On dit que treize hommes n’ont pas survécu à son rejet. Certains par fierté. D’autres par amour non partagé. Une légende ? Peut-être. Mais toute légende naît là où des femmes ordinaires n’osent pas être libres.

Elle n’était pas une « beauté » selon nos critères. Elle ne correspondait ni au moule d’Instagram ni au sourire hollywoodien. Mais le problème n’est peut-être pas elle, mais nous ? Pourquoi rions-nous si facilement de l’apparence des autres aujourd’hui, comme si cela sauvait notre fragile estime de soi ?

Parfois, on a l’impression que le temps tourne en rond. Autrefois, les femmes étaient cachées derrière des voiles ; aujourd’hui, elles le sont derrière des filtres. Autrefois, les idéaux étaient dictés par les hommes ; Aujourd’hui, par les algorithmes. Et dans les deux cas, une femme paie le même prix : elle-même.

Un jour, je me suis attardée plus longtemps que prévu sur une vieille photo. Non pas sur la moustache, ni sur la forme du visage, mais sur les yeux. Il y avait quelque chose d’incompréhensiblement moderne chez eux. Ce même défi qui résonne à travers les âges : « Tu te moques de moi parce que tu as peur d’être toi-même. »

Et soudain, j’ai réalisé que ce n’est pas elle qui est drôle. Le plus drôle, c’est que le monde est devenu tellement dépendant de l’approbation des autres qu’il ne peut plus discerner la force au-delà des normes habituelles.

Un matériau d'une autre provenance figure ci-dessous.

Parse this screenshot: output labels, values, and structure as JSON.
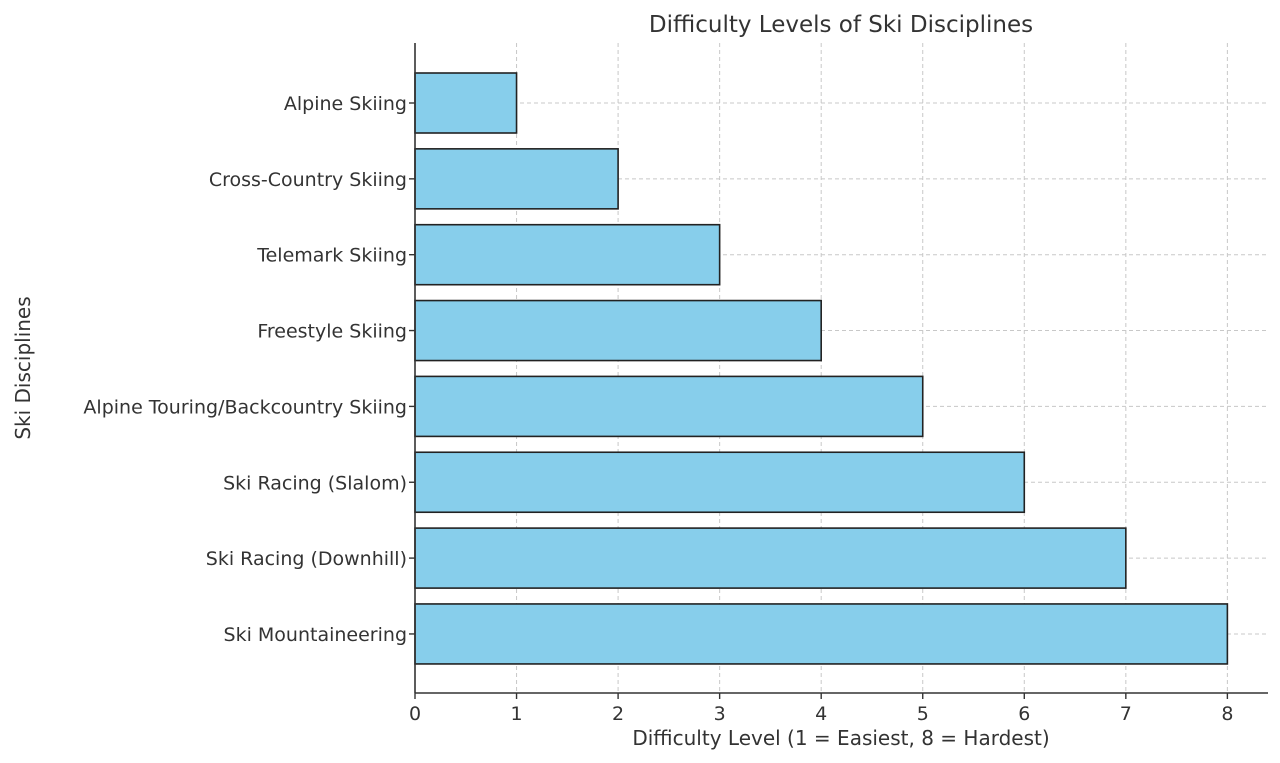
{
  "chart_data": {
    "type": "bar",
    "orientation": "horizontal",
    "title": "Difficulty Levels of Ski Disciplines",
    "xlabel": "Difficulty Level (1 = Easiest, 8 = Hardest)",
    "ylabel": "Ski Disciplines",
    "categories": [
      "Alpine Skiing",
      "Cross-Country Skiing",
      "Telemark Skiing",
      "Freestyle Skiing",
      "Alpine Touring/Backcountry Skiing",
      "Ski Racing (Slalom)",
      "Ski Racing (Downhill)",
      "Ski Mountaineering"
    ],
    "values": [
      1,
      2,
      3,
      4,
      5,
      6,
      7,
      8
    ],
    "xlim": [
      0,
      8.4
    ],
    "xticks": [
      0,
      1,
      2,
      3,
      4,
      5,
      6,
      7,
      8
    ],
    "grid": true,
    "bar_color": "#87ceeb",
    "edge_color": "#222222"
  }
}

Quelque part à Téhéran, le miroir dans lequel elle s’est regardée est toujours là. Peut-être reflète-t-il non seulement le visage d’une princesse, mais une époque où les femmes pouvaient être elles-mêmes sans crainte. Une époque que nous avons perdue sous les retouches.

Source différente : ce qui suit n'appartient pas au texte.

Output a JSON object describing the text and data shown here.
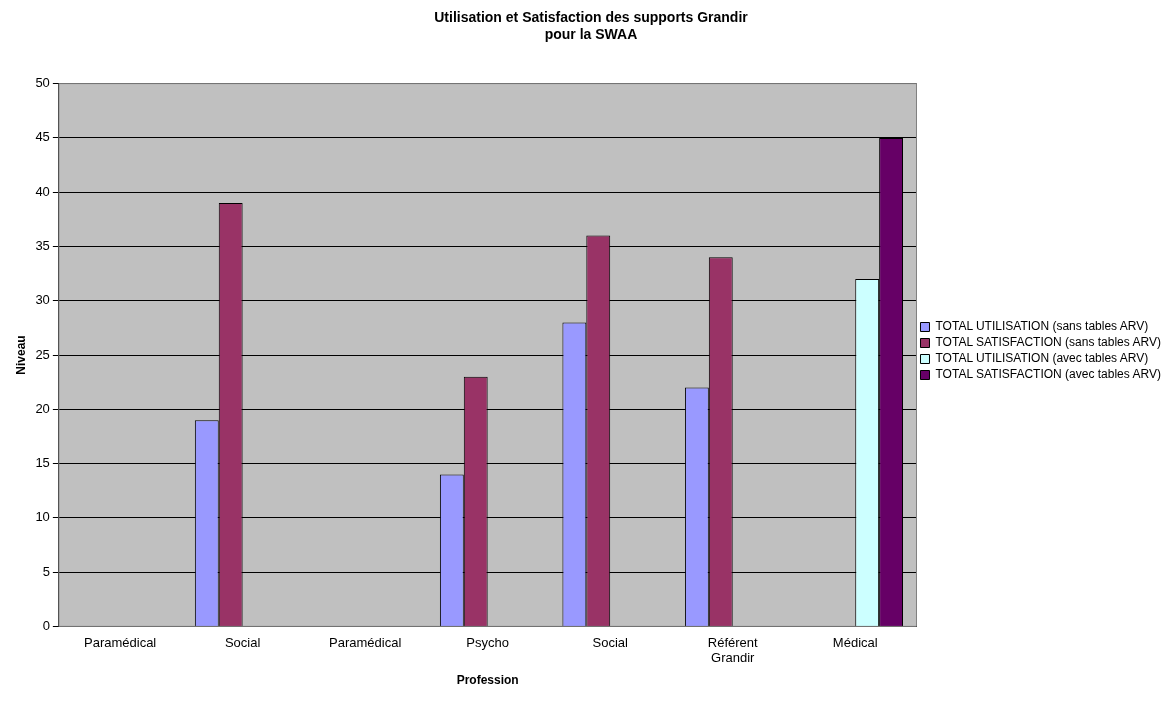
{
  "chart_data": {
    "type": "bar",
    "title": "Utilisation et Satisfaction des supports Grandir\npour la SWAA",
    "xlabel": "Profession",
    "ylabel": "Niveau",
    "categories": [
      "Paramédical",
      "Social",
      "Paramédical",
      "Psycho",
      "Social",
      "Référent Grandir",
      "Médical"
    ],
    "series": [
      {
        "name": "TOTAL UTILISATION (sans tables ARV)",
        "color": "#9999ff",
        "values": [
          null,
          19,
          null,
          14,
          28,
          22,
          null
        ]
      },
      {
        "name": "TOTAL SATISFACTION (sans tables ARV)",
        "color": "#993366",
        "values": [
          null,
          39,
          null,
          23,
          36,
          34,
          null
        ]
      },
      {
        "name": "TOTAL UTILISATION (avec tables ARV)",
        "color": "#ccffff",
        "values": [
          null,
          null,
          null,
          null,
          null,
          null,
          32
        ]
      },
      {
        "name": "TOTAL SATISFACTION (avec tables ARV)",
        "color": "#660066",
        "values": [
          null,
          null,
          null,
          null,
          null,
          null,
          45
        ]
      }
    ],
    "ylim": [
      0,
      50
    ],
    "yticks": [
      0,
      5,
      10,
      15,
      20,
      25,
      30,
      35,
      40,
      45,
      50
    ],
    "grid": "y",
    "legend": "right"
  }
}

Aujourd’hui, sa photo est à nouveau partagée – comme un mème, comme une curiosité, comme un « exemple des étranges normes du passé ». Mais peut-être sommes-nous cette curiosité ? Nous, qui mesurons la beauté au nombre de « j’aime » et à la douceur de notre peau.

Elle n’avait pas besoin de filtres pour devenir une légende. Nous, si.

Et si vous regardez ces vieilles photos sans moquerie, vous ne voyez pas une femme étrange, mais le reflet de ce que nous pourrions être, si nous cessions d’avoir peur de notre propre vérité.

Après tout, le plus drôle, ce n’est pas que la princesse portait une moustache.
Le plus drôle, c’est que nous n’avons pas le courage d’être nous-mêmes.